Andretti doubts F1 will head back to Long Beach

(L to R): Mario Andretti (USA) gets a wave from Michael Schumacher (GER) Mercedes AMG F1 W03 on the grid.Formula One World Championship, Rd19 United States Grand Prix, Race, Austin, Texas, 18 November 2012.
Mario Andretti

Michael Andretti, the USA’s most famous race driver, has played down reports Formula 1 could add the iconic Long Beach race to its own annual calendar.

Reports this month said that with Indycar’s contract expiring, Bernie Ecclestone and Formula 1 sponsor agency chief Zak Brown had expressed interest in snapping up the California street race.

More recently a fixture of American open wheel racing, the Long Beach event was actually devised for Formula 1 in the mid seventies, and the race ran until 1983.

Now, Ecclestone, Brown and race founder Chris Pook are reportedly in talks to bring Formula 1 back to Long Beach.

“I’m an advocate of Formula 1 buying the Long Beach GP,” Brown told Motorsport magazine this month, “and I’ve been having those conversations.”

However, Andretti – a former McLaren driver – doubts it will happen.

These days, as well as fielding a prominent Indycar team, Andretti’s company promotes races in Milwaukee, Toronto and Baltimore, and he told the Indianapolis Star there is “no way” Formula 1 is heading to Long Beach.

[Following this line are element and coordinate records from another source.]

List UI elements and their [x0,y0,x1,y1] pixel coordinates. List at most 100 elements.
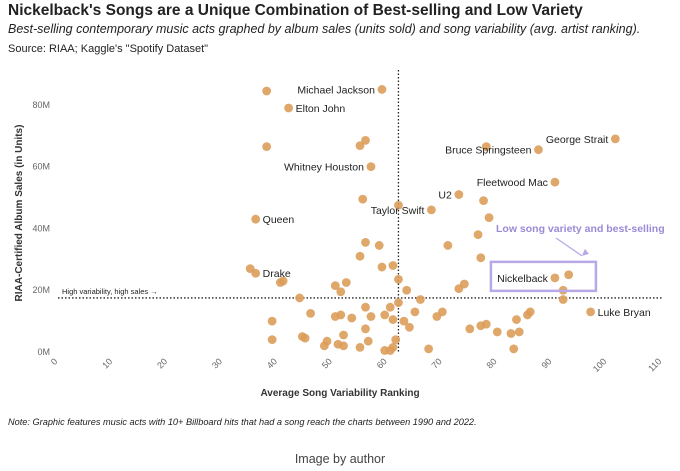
point-label: Fleetwood Mac [477,177,548,189]
point-label: Queen [263,214,295,226]
data-point [479,196,488,206]
x-tick-label: 70 [430,356,444,370]
point-label: Luke Bryan [598,307,651,319]
data-point [295,293,304,303]
data-point [275,278,285,287]
point-label: Elton John [296,103,346,115]
data-point [361,237,370,247]
data-point [484,213,494,223]
x-tick-label: 110 [646,356,663,373]
data-point [454,190,464,199]
data-point [476,253,486,263]
y-tick-label: 0M [37,347,50,357]
data-point [361,302,370,312]
data-point [424,344,434,354]
data-point [391,335,401,345]
x-axis-label: Average Song Variability Ranking [260,388,419,399]
data-point [509,344,519,354]
data-point [416,295,425,304]
y-tick-label: 60M [32,162,50,172]
data-point [426,205,436,215]
point-label: Michael Jackson [297,84,375,96]
data-point [330,281,340,290]
data-point [262,142,272,151]
scatter-chart: 0M 20M 40M 60M 80M 0 10 20 30 40 50 60 70 80 90 100 110 A… [14,70,665,399]
x-tick-label: 30 [210,356,224,370]
data-point [363,336,373,346]
data-point [341,278,351,287]
annotation-text: Low song variety and best-selling [496,223,665,235]
data-point [355,251,365,261]
data-point [399,316,409,326]
data-point [394,200,403,210]
data-point [586,307,596,317]
data-point [267,335,277,345]
data-point [388,261,398,270]
y-tick-label: 80M [32,100,50,110]
image-caption: Image by author [294,452,386,466]
data-point [251,214,261,224]
chart-subtitle: Best-selling contemporary music acts gra… [8,22,641,36]
data-point [262,86,272,96]
data-point [306,308,315,318]
data-point [473,230,483,240]
data-point [377,262,387,272]
reference-line-label: High variability, high sales → [62,287,158,296]
data-point [534,145,543,155]
data-point [319,341,329,351]
data-point [284,103,294,113]
x-tick-label: 80 [485,356,499,370]
x-tick-label: 0 [49,356,60,367]
data-point [374,241,384,250]
point-label: George Strait [546,134,609,146]
data-point [610,134,620,144]
highlight-overlay: Low song variety and best-selling [489,223,665,293]
data-point [523,310,532,320]
x-tick-label: 60 [375,356,389,370]
point-label: Taylor Swift [371,205,425,217]
x-tick-label: 100 [591,356,609,374]
data-point [432,312,442,321]
x-tick-label: 40 [265,356,279,370]
data-point [405,322,414,332]
data-point [402,285,412,295]
data-point [267,316,277,326]
data-point [514,327,524,337]
data-point [550,177,560,187]
chart-source: Source: RIAA; Kaggle's "Spotify Dataset" [8,43,209,55]
annotation-arrowhead [581,248,589,256]
data-point [410,307,420,317]
point-label: U2 [438,189,452,201]
data-point [465,324,475,334]
data-point [394,298,403,307]
data-point [358,194,368,204]
y-axis-label: RIAA-Certified Album Sales (in Units) [14,125,25,302]
point-label: Whitney Houston [284,162,364,174]
x-tick-label: 50 [320,356,334,370]
x-tick-label: 20 [155,356,169,370]
x-tick-label: 90 [539,356,553,370]
data-point [336,310,346,320]
annotation-arrow [555,237,583,257]
data-point [251,268,261,278]
data-point [361,136,370,145]
data-point [388,315,398,324]
x-tick-label: 10 [100,356,114,370]
point-labels: Michael Jackson Elton John Whitney Houston… [263,84,651,318]
reference-lines: High variability, high sales → [58,70,662,352]
chart-note: Note: Graphic features music acts with 1… [8,417,477,427]
data-point [339,341,348,351]
chart-title: Nickelback's Songs are a Unique Combinat… [8,2,583,19]
data-point [550,273,560,283]
highlight-box [489,260,598,293]
data-point [512,315,521,324]
data-point [300,333,310,343]
data-point [443,241,453,250]
data-point [385,302,395,312]
data-point [377,85,387,94]
data-point [492,327,502,337]
data-point [394,275,403,284]
y-tick-label: 20M [32,285,50,295]
data-point [481,319,491,329]
data-point [385,346,395,355]
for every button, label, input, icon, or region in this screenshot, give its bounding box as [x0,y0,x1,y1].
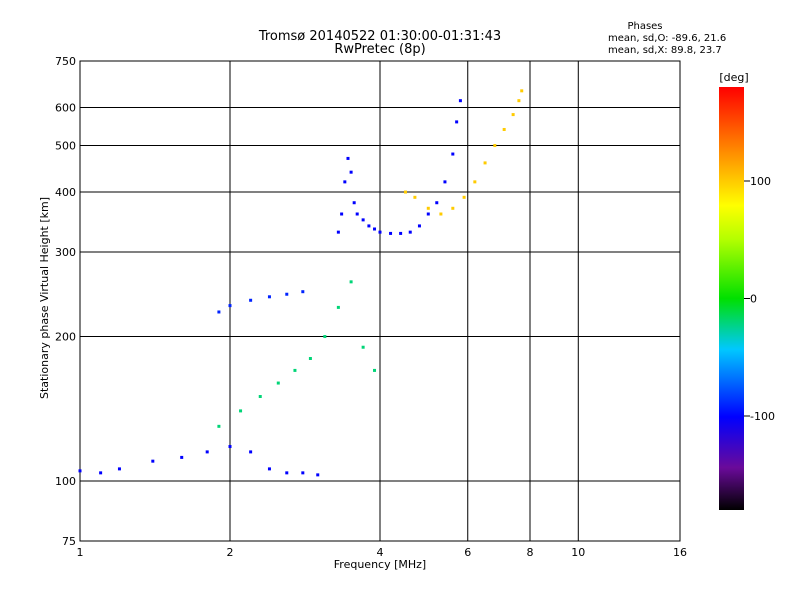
echo-point [426,212,430,216]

“Why would they sell it?” he wondered. “It runs along every year, making enough money. They have things in place; it works. I don’t think it’s a headache for them at all.”

Andretti also doubts Formula 1 has the appetite to spend the money necessary to bring the street circuit up to the sport’s higher standards.

“They’d have to spend $100 million to bring it up to where Formula 1 would want it,” he insisted. “No one would do that.”